As investigações internas sobre a falha do transplante de coração realizado no pequeno Domenico Caliendo no hospital Monaldi, em Nápoles, tiveram início formal em 30 de dezembro, uma semana após o procedimento realizado em 23 de dezembro. A informação é confirmada pela direção da Azienda dei Colli em carta aberta assinada pela diretora-geral Anna Iervolino, na qual procura-se esclarecer a cronologia dos fatos e a gestão administrativa do caso.
Segundo a diretora, as investigações internas começaram assim que surgiram sinais e relatos internos que contrariavam a versão oficial inicial de que “o coração não teria reiniciado e o menino estaria em ECMO”. Em 30 de dezembro foram ouvidos o cirurgião responsável e o coordenador do programa de transplantes. Essa data marca, portanto, o início formal dos procedimentos investigativos que se desdobraram em relatórios escritos, comissões internas, auditorias e depoimentos formais — procedimentos que, na prática, funcionaram como verdadeiros interrogatórios técnicos para reconstruir os eventos.
Os atos internos, elaborados pela administração hospitalar, totalizam 296 páginas e foram encaminhados à autoridade judicial, que já investigava o caso desde 11 de janeiro, além de terem sido entregues à Região Campânia e ao Ministério da Saúde. Esses documentos, segundo Iervolino, continham os elementos essenciais da reconstrução dos fatos antes mesmo do amplo interesse midiático: “o que hoje é divulgado pelos meios de comunicação já constava nos verbais e nas relações internas”, escreve a diretora, acrescentando que a investigação só se aprofundou com a chegada de mensagens de chat e de depoimentos prestados ao Ministério Público.
Na missiva, Iervolino lembra, com objetividade e sem rodeios: um filho foi arrancado de uma mãe — e esse é o núcleo da tragédia. A resposta da Azienda dei Colli tem sido dupla: buscar a verdade dentro das próprias competências institucionais e, simultaneamente, manter a continuidade assistencial. A unidade de cardio-cirurgia pediátrica do Monaldi, única na região Campânia, continuou operando para não interromper cuidados a outras crianças.

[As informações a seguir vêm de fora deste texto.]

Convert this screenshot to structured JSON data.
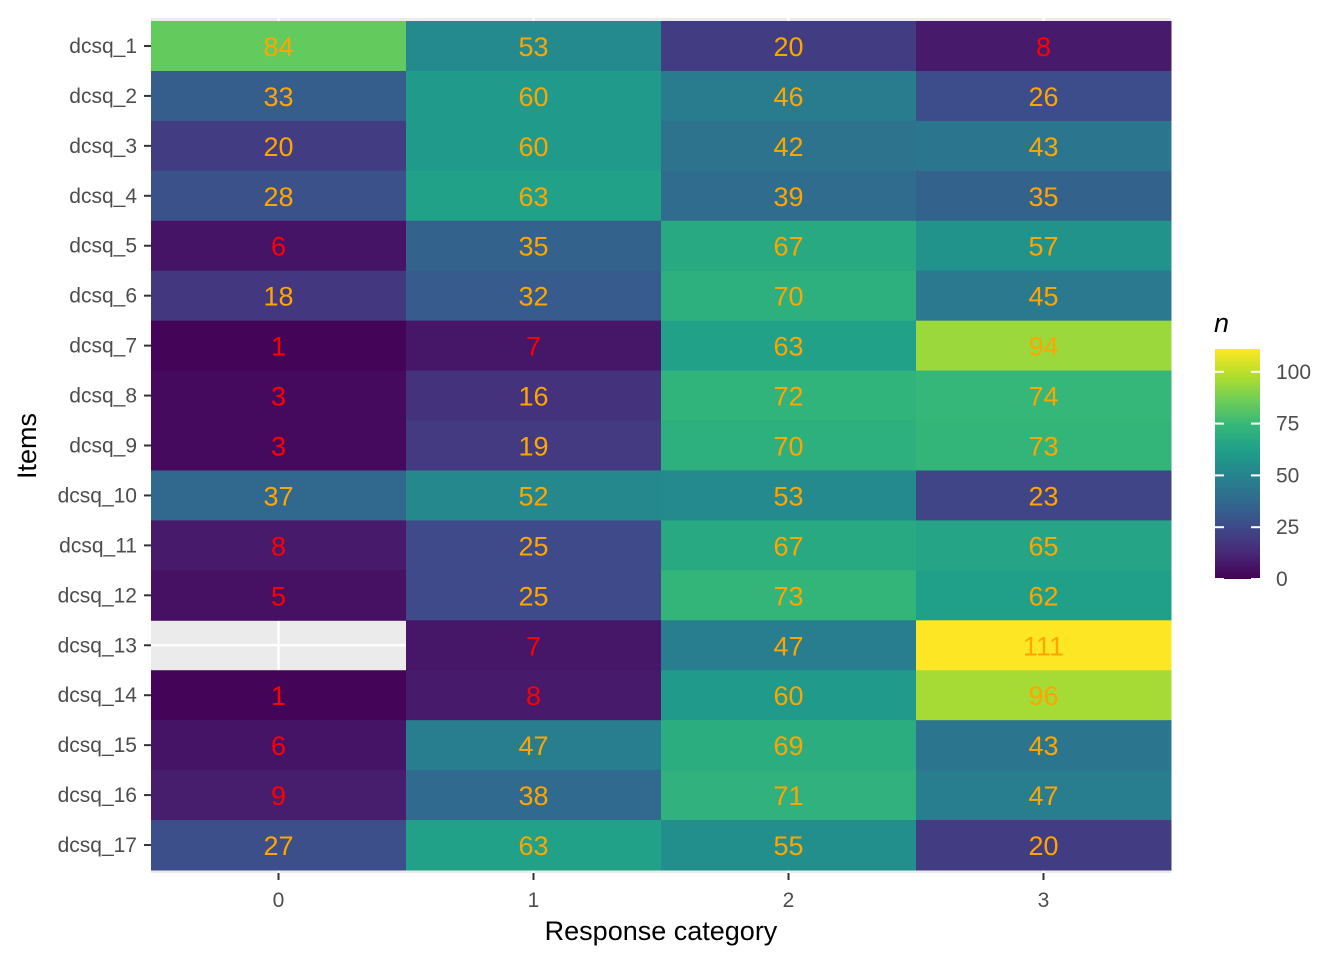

Os acontecimentos seguem em curso na esfera judicial. Está agendado para amanhã, 3 de março, diante do juiz das garantias de Nápoles, Sorrentino, o ato de conferimento de encargos para o incidente probatório relativo à morte de Domenico, que faleceu em 21 de fevereiro após o transplante mal-sucedido. A fase processual agora visa assegurar provas periciais que possam ser preservadas, confrontadas e integradas ao inquérito em curso pela VI seção da magistratura, responsável pela apuração.
Da minha apuração — com cruzamento de fontes institucionais, documentos e depoimentos — fica claro que a sequência é técnica e cronológica: primeiro a investigação interna com coleta e redação de evidências; depois o encaminhamento dessas provas à autoridade judicial; em seguida a interlocução com órgãos regionais e ministeriais; por fim, a exposição midiática. A limpeza da narrativa exige que se preserve o registro documental e que a perícia esclareça, sem adjetivações, as causas do insucesso do procedimento cirúrgico.
Permanece, por enquanto, inalterado o dever de acompanhar com rigor a tramitação das provas e das perícias que serão formalizadas no incidente probatório. A prioridade é técnica: apuração in loco dos fatos brutos, cruzamento de fontes e preservação da verdade processual em benefício da família e do interesse público.